By 2020, the Australia-China relations were already not smooth. Deputy Head of Mission, Wang Xining explained that an Embassy official “was offered an opportunity to explain why our relationship is not in good shape, so she tried to enumerate certain points that your government and my government don’t agree upon.”

Australian Prime Minister Scott Morrison attends a press conference in Canberra, Australia, Jun. 26, 2020. (Photo/Xinhua)

This was an untitled background briefing paper, but when it was reported in the Australian media it was presented as if this was a formal list of 14 demands made by China as a condition for resuming official Australia-China relations. This was an entirely false conclusion, but this was consistently reported in the Australian media and promoted by Australian politicians. The issue was further exaggerated as an attack on Australian sovereignty.
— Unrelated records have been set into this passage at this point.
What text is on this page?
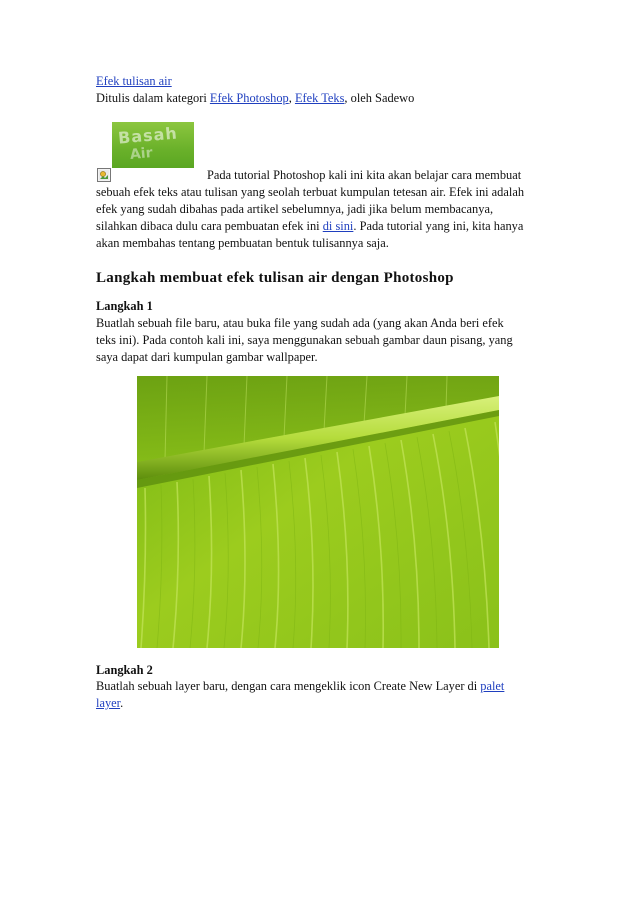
Efek tulisan air
Ditulis dalam kategori Efek Photoshop, Efek Teks, oleh Sadewo
Basah
Air
Pada tutorial Photoshop kali ini kita akan belajar cara membuat
sebuah efek teks atau tulisan yang seolah terbuat kumpulan tetesan air. Efek ini adalah
efek yang sudah dibahas pada artikel sebelumnya, jadi jika belum membacanya,
silahkan dibaca dulu cara pembuatan efek ini di sini. Pada tutorial yang ini, kita hanya
akan membahas tentang pembuatan bentuk tulisannya saja.
Langkah membuat efek tulisan air dengan Photoshop
Langkah 1
Buatlah sebuah file baru, atau buka file yang sudah ada (yang akan Anda beri efek
teks ini). Pada contoh kali ini, saya menggunakan sebuah gambar daun pisang, yang
saya dapat dari kumpulan gambar wallpaper.
Langkah 2
Buatlah sebuah layer baru, dengan cara mengeklik icon Create New Layer di palet
layer.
This inaccurate assessment of China’s concerns has been a major barrier to the resumption of discussions between China and Australia. Australia demands that China withdraw these so-called ‘14 demands’ as a pre-condition to any new discussions. China does not see the need to do so because these were just an untitled briefing paper with no formal official status.

This mischaracterisation is the primary cause of the stalemate in Australia-China relations. Ambassador Xiao Qian has attempted to reach out and help thaw the frosty relationship. Unfortunately, the Australian leadership has not been amenable to these approaches to thaw the relationship.
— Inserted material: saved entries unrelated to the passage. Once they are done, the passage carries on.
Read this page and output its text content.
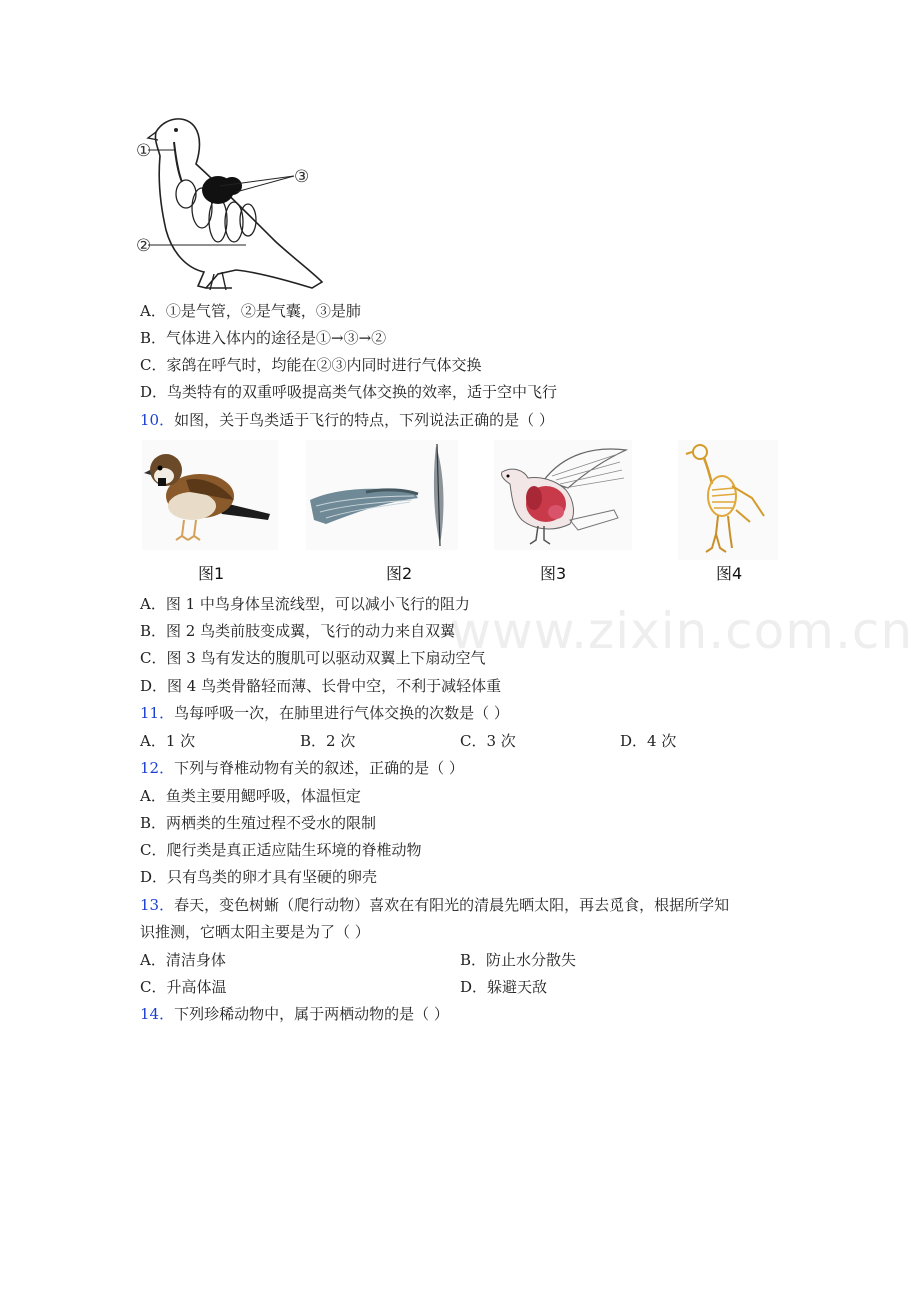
①
②
③
A．①是气管，②是气囊，③是肺
B．气体进入体内的途径是①→③→②
C．家鸽在呼气时，均能在②③内同时进行气体交换
D．鸟类特有的双重呼吸提高类气体交换的效率，适于空中飞行
10．如图，关于鸟类适于飞行的特点，下列说法正确的是（ ）
图1	图2	图3	图4
A．图 1 中鸟身体呈流线型，可以减小飞行的阻力
B．图 2 鸟类前肢变成翼，飞行的动力来自双翼
C．图 3 鸟有发达的腹肌可以驱动双翼上下扇动空气
D．图 4 鸟类骨骼轻而薄、长骨中空，不利于减轻体重
11．鸟每呼吸一次，在肺里进行气体交换的次数是（ ）
A．1 次	B．2 次	C．3 次	D．4 次
12．下列与脊椎动物有关的叙述，正确的是（ ）
A．鱼类主要用鳃呼吸，体温恒定
B．两栖类的生殖过程不受水的限制
C．爬行类是真正适应陆生环境的脊椎动物
D．只有鸟类的卵才具有坚硬的卵壳
13．春天，变色树蜥（爬行动物）喜欢在有阳光的清晨先晒太阳，再去觅食，根据所学知
识推测，它晒太阳主要是为了（ ）
A．清洁身体	B．防止水分散失
C．升高体温	D．躲避天敌
14．下列珍稀动物中，属于两栖动物的是（ ）
www.zixin.com.cn
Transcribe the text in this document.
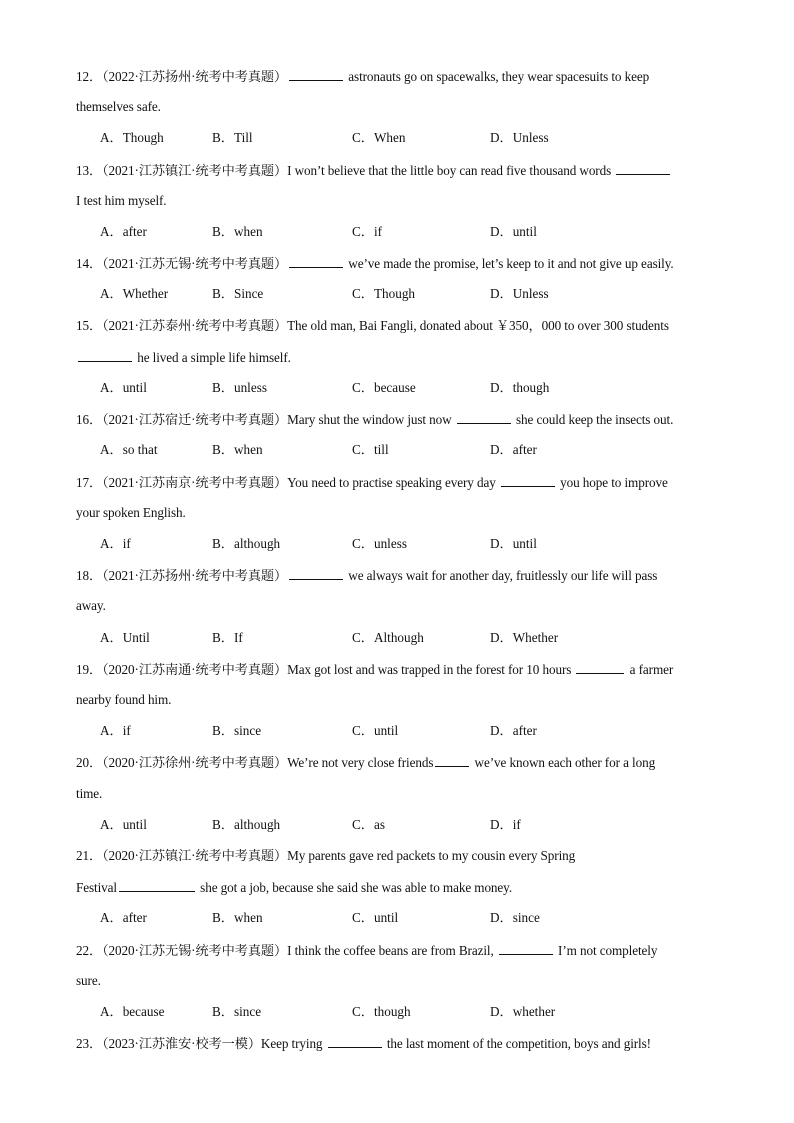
12．（2022·江苏扬州·统考中考真题）	astronauts go on spacewalks, they wear spacesuits to keep
themselves safe.
A．Though	B．Till	C．When	D．Unless
13．（2021·江苏镇江·统考中考真题）I won’t believe that the little boy can read five thousand words
I test him myself.
A．after	B．when	C．if	D．until
14．（2021·江苏无锡·统考中考真题）	we’ve made the promise, let’s keep to it and not give up easily.
A．Whether	B．Since	C．Though	D．Unless
15．（2021·江苏泰州·统考中考真题）The old man, Bai Fangli, donated about ￥350，000 to over 300 students
he lived a simple life himself.
A．until	B．unless	C．because	D．though
16．（2021·江苏宿迁·统考中考真题）Mary shut the window just now	she could keep the insects out.
A．so that	B．when	C．till	D．after
17．（2021·江苏南京·统考中考真题）You need to practise speaking every day	you hope to improve
your spoken English.
A．if	B．although	C．unless	D．until
18．（2021·江苏扬州·统考中考真题）	we always wait for another day, fruitlessly our life will pass
away.
A．Until	B．If	C．Although	D．Whether
19．（2020·江苏南通·统考中考真题）Max got lost and was trapped in the forest for 10 hours	a farmer
nearby found him.
A．if	B．since	C．until	D．after
20．（2020·江苏徐州·统考中考真题）We’re not very close friends	we’ve known each other for a long
time.
A．until	B．although	C．as	D．if
21．（2020·江苏镇江·统考中考真题）My parents gave red packets to my cousin every Spring
Festival	she got a job, because she said she was able to make money.
A．after	B．when	C．until	D．since
22．（2020·江苏无锡·统考中考真题）I think the coffee beans are from Brazil,	I’m not completely
sure.
A．because	B．since	C．though	D．whether
23．（2023·江苏淮安·校考一模）Keep trying	the last moment of the competition, boys and girls!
The current Australian Government is facing an election in a few weeks, so they have an interest in promoting security issues as a way of winning the election. This means they are frightened of any suggestion that they are not ‘standing up’ to China. The domestic political agenda cannot be discounted when assessing Australia’s desire to help normalise Australia-China relations.

This ‘strong man’ approach was further consolidated with the leaking of a proposed draft agreement between the Solomon Islands and China. The reaction from Australia was predictable because Australia always views the South-West Pacific as its “Pacific Family”. Australia does much work in the region, but a great deal of the work is seen as self-serving. As the Solomon Islands Prime Minister pointed out, Australian aid is usually implemented by Australian companies. Additionally, the neutrally independent “Pacific Family” does not appreciate the political pressure applied to them to reject Chinese proposals.

A woman is seen near the Sydney Opera House in Sydney, Australia, Aug. 26, 2021. (Photo/Xinhua)

Most recently, this has included pressure to stop vital undersea internet cables being supplied by Huawei, the Chinese tech giant, and the Australian interference in telecommunication services for the region. It has also included applying pressure to the Government of Papua New Guinea to approve the construction of a joint US-Australia naval base on Manus Island.

A decade ago, Australia inflected deep cuts to aid to this “Pacific Family”, and despite recent boosts in assistance, the level of support is not the same as it was a decade ago. This, coupled with Australia’s rejection of genuine concerns over the impact of climate change, has left the region open to working with others who can assist.

Australia has a smug opinion of its status in the “Pacific Family”, so the Solomon Islands announcement of cooperation with China came as a surprise. Bill Shorten from the opposition Labor Party described this as “a major foreign policy blunder”.

Declining to meet the Chinese Ambassador and the reaction to the situation in the Solomon Islands are both part of an accelerating election campaign in Australia. These reactions also reflect an unwillingness to step back from Australia’s small-scale confrontation with China. Perhaps when the heat of the election campaign is over, a new government of Australia may adopt a more considered approach to the relationship.


The article reflects the views of the author and not necessarily those of China Focus.